The BMC is a contract manufacturing organization, which means it makes vaccines and biologic medicines for other companies.

Isabelle Caron, president and chief executive officer of the BMC, said it is typical for a startup plant to take some time to find clients. “In this business, the prospect development process is lengthy,” she said in a written statement. “Many options are explored before one comes to fruition. Given this, we are engaging with as many prospects as possible, which would be more than a dozen.”

Ms. Caron added that although no vaccines or biologics are currently being made at the facility, the BMC’s staff is providing unspecified contract services to two clients. She declined to name the clients, citing confidentiality provisions in their contracts.

She also declined to say how many people are employed at the BMC, or reveal its annual budget, most of which is provided by the federally funded National Research Council. The BMC was built on the NRC’s Royalmount site in Montreal.

François-Philippe Champagne, the federal Minister of Innovation, Science and Industry, declined an interview request. His office referred The Globe and Mail’s questions to the BMC, Novavax and the Public Health Agency of Canada.

One of those questions was about the status of Novavax’s deal with Canada. The Maryland-based startup was one of eight suppliers with which the Liberal government signed advanced purchase agreements in 2020, when it wasn’t clear which vaccine-makers would be the first to produce safe and effective shots. The federal government committed to buying 52 million doses of the Novavax shot, with an option to purchase 24 million more.

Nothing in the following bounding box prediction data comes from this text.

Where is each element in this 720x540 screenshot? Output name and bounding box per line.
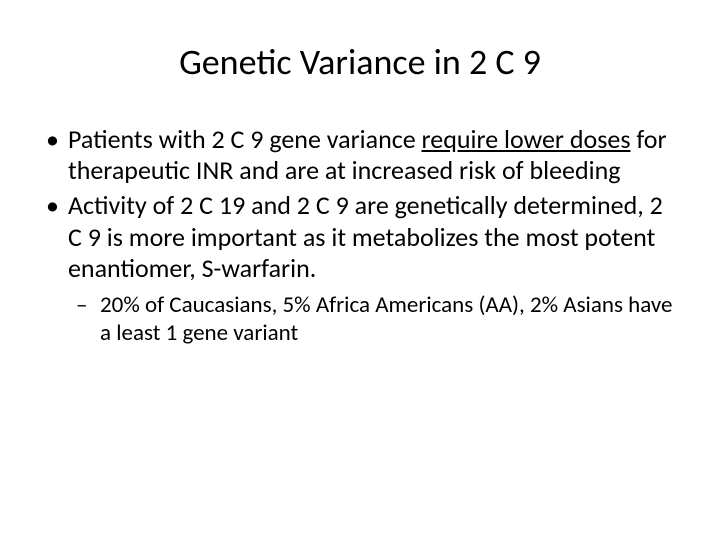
bullet-1-pre: Patients with 2 C 9 gene variance xyxy=(68,123,422,155)
bullet-1-underlined: require lower doses xyxy=(422,123,631,155)
sub-bullet-item-1: 20% of Caucasians, 5% Africa Americans (… xyxy=(40,292,680,347)
bullet-list: Patients with 2 C 9 gene variance requir… xyxy=(40,124,680,347)
bullet-item-1: Patients with 2 C 9 gene variance requir… xyxy=(40,124,680,186)
sub-bullet-1-text: 20% of Caucasians, 5% Africa Americans (… xyxy=(100,291,672,347)
slide-title: Genetic Variance in 2 C 9 xyxy=(40,40,680,84)
bullet-item-2: Activity of 2 C 19 and 2 C 9 are genetic… xyxy=(40,190,680,284)
bullet-2-text: Activity of 2 C 19 and 2 C 9 are genetic… xyxy=(68,189,663,283)
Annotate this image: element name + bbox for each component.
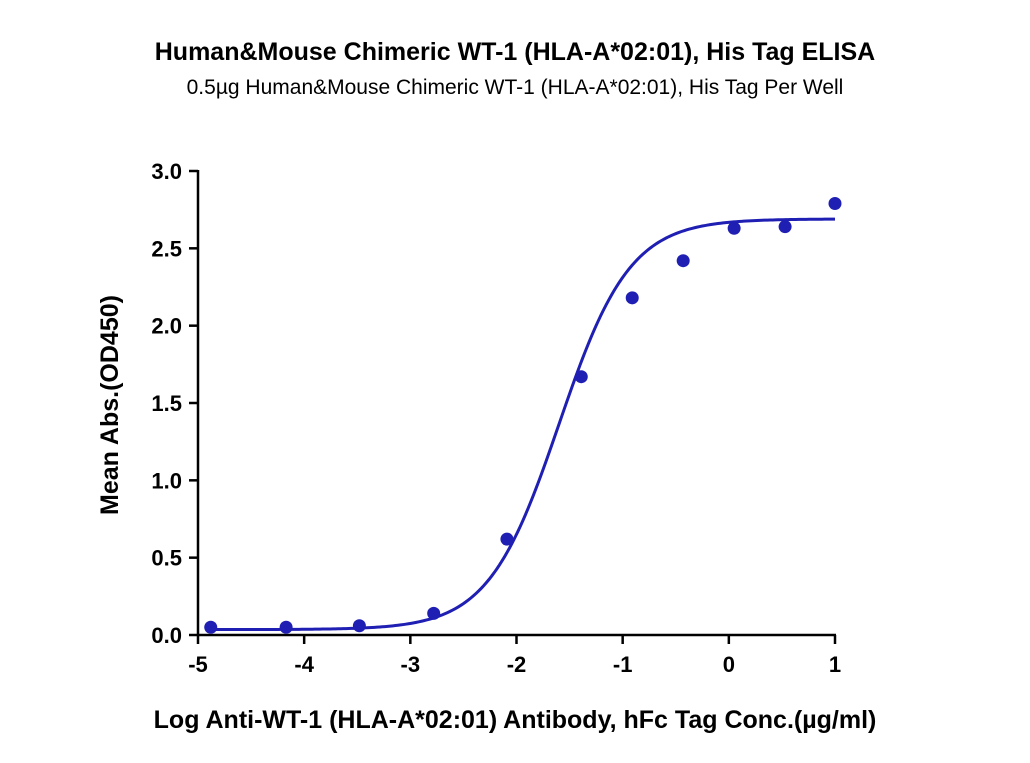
data-point bbox=[204, 620, 218, 634]
y-tick-label: 1.5 bbox=[151, 391, 182, 416]
y-tick-label: 0.5 bbox=[151, 546, 182, 571]
y-tick-label: 3.0 bbox=[151, 159, 182, 184]
x-tick-label: -5 bbox=[188, 652, 208, 677]
y-tick-label: 2.5 bbox=[151, 236, 182, 261]
y-tick-label: 1.0 bbox=[151, 468, 182, 493]
data-point bbox=[279, 620, 293, 634]
y-axis-label: Mean Abs.(OD450) bbox=[96, 295, 124, 515]
data-point bbox=[574, 370, 588, 384]
x-tick-label: -4 bbox=[294, 652, 314, 677]
data-point bbox=[427, 606, 441, 620]
data-point bbox=[828, 196, 842, 210]
x-tick-label: -2 bbox=[507, 652, 527, 677]
x-tick-label: -1 bbox=[613, 652, 633, 677]
data-point bbox=[676, 254, 690, 268]
y-tick-label: 0.0 bbox=[151, 623, 182, 648]
chart-subtitle: 0.5µg Human&Mouse Chimeric WT-1 (HLA-A*0… bbox=[187, 76, 844, 99]
data-point bbox=[625, 291, 639, 305]
data-point bbox=[500, 532, 514, 546]
x-tick-label: 1 bbox=[829, 652, 841, 677]
x-ticks: -5 -4 -3 -2 -1 0 1 bbox=[188, 635, 841, 677]
chart-title: Human&Mouse Chimeric WT-1 (HLA-A*02:01),… bbox=[155, 38, 875, 66]
x-tick-label: 0 bbox=[723, 652, 735, 677]
data-point bbox=[727, 221, 741, 235]
x-axis-label: Log Anti-WT-1 (HLA-A*02:01) Antibody, hF… bbox=[154, 706, 877, 734]
y-tick-label: 2.0 bbox=[151, 314, 182, 339]
axes bbox=[196, 170, 836, 637]
fit-curve bbox=[210, 217, 836, 632]
data-point bbox=[352, 619, 366, 633]
y-ticks: 0.0 0.5 1.0 1.5 2.0 2.5 3.0 bbox=[151, 159, 198, 648]
x-tick-label: -3 bbox=[401, 652, 421, 677]
data-points bbox=[204, 196, 842, 634]
data-point bbox=[778, 220, 792, 234]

Pfizer-BioNTech and Moderna, makers of vaccines using new mRNA technology, crossed the finish line first. They continue to dominate what’s left of the global market for COVID vaccines.

Novavax, whose shot is made with longer-established protein subunit technology but took longer to be licensed, struggled to gain a foothold. Canada is a case in point: Last season, only 5,529 of the 125,000 Novavax doses Ottawa ordered were administered, the Public Health Agency of Canada said.

Novavax said it risked going out of business before the French pharmaceutical giant Sanofi tossed it a lifeline by taking a minority stake in the company in May.

A year earlier, in June of 2023, the federal government and Novavax amended their advance purchase deal. Ottawa agreed to pay Novavax US$349.6-million to forfeit most of the shots it pre-ordered, while Novavax confirmed that it would make shots at the BMC in 2024 and 2025, according to filings with the U.S. Securities and Exchange Commission. The filing notes that the Canadian government may terminate its agreement with Novavax, “if the company fails to achieve regulatory approval for use of BMC for Vaccine production on or before December 31, 2024.”

Public Services and Procurement Canada, the federal ministry that signed the original vaccine deals, told The Globe it was still “assessing options for the way forward,” with Novavax. Novavax said it could not comment on continuing contract discussions and would not say whether it plans to make vaccines at the Montreal plant in the future.

In the meantime, Alan Bernstein, a member of Canada’s COVID-19 vaccine task force who is now a professor and director of global health at the University of Oxford, said if the BMC doesn’t begin making products for companies other than Novavax soon, there is a risk that good staff will leave.

“Canada is better off having domestic capacity than not having domestic capacity,” Dr. Bernstein said. “Public funds were paid for the BMC, so I think it’s reasonable to ask: What are they doing to hustle up business?”